Three others were severely injured in the explosion which occurred in Gotheye village in the Tillaberi region in the country's west on Sunday.

The attack happened while Nigeriens were voting in the second round of the country's presidential elections. It was unclear if it was intended to target the electoral commission officials or if it was related to the election.

The West African nation has been battling rising attacks by Islamic extremists for years and Niger experts had warned that Sunday's elections could see violence.

In January at least 100 people were killed when extremists attacked two villages near the border with Mali.

Thousands of people have been killed and hundreds of thousands displaced despite the presence of thousands of regional and international troops.

"Niger has faced growing insecurity on many of its borders, including Mali, Burkina Faso, Niger and Libya," said Ibrahim Yahaya Ibrahim, senior analyst for the Sahel at the International Crisis Group.

"Growing insecurity is one of the major challenges that the upcoming administration will have to face," he said.

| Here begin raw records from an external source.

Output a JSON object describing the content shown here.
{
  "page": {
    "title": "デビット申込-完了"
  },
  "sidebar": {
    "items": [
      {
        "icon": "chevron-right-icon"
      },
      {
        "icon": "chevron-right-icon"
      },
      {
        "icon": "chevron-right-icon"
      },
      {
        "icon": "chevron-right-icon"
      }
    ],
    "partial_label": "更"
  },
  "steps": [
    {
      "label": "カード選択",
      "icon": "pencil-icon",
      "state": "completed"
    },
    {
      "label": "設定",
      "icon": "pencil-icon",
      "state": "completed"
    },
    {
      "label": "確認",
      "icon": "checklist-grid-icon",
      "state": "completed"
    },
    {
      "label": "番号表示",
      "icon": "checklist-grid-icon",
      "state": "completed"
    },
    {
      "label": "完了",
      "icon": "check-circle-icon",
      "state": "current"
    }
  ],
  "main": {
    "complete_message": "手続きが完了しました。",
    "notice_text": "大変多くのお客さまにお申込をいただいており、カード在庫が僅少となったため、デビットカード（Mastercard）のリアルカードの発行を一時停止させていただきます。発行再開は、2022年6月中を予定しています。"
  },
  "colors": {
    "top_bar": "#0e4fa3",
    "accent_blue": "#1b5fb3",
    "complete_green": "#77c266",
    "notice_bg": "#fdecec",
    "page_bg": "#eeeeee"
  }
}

Former foreign affairs minister Mohamed Bazoum, who received about 39 per cent of the vote in the first round in December, is running against former president Mahamane Ousmane, who won nearly 17 per cent of that vote, according to the official results.

The winner of Sunday's vote will succeed President Mahamadou Issoufou who is stepping down after serving two terms, in accordance with Niger's constitution.

Mr Issoufou's decision to respect the constitution has been widely hailed and paves the way for Niger's first peaceful, democratic transfer of power since its independence from France in 1960. The West African nation has seen four coups.

After voting at the city hall of Niamey, the capital, Mr Issoufou told journalists he was proud of Nigeriens for their political maturity and for setting a strong democratic example.

"I'm proud to be the first democratically elected president in our history to transfer power to another democratically elected president. It's a major event in the political life of our country," said Mr Issoufou.

Mr Issoufou's chosen successor is Mr Bazoum, 71, a long-time Cabinet minister who is from Niger's small ethnic Arab minority.

After voting, Mr Bazoum said he had just spent several weeks in the country's interior visiting villages in the hope that voting would "take place in a calm, disciplined and friendly atmosphere".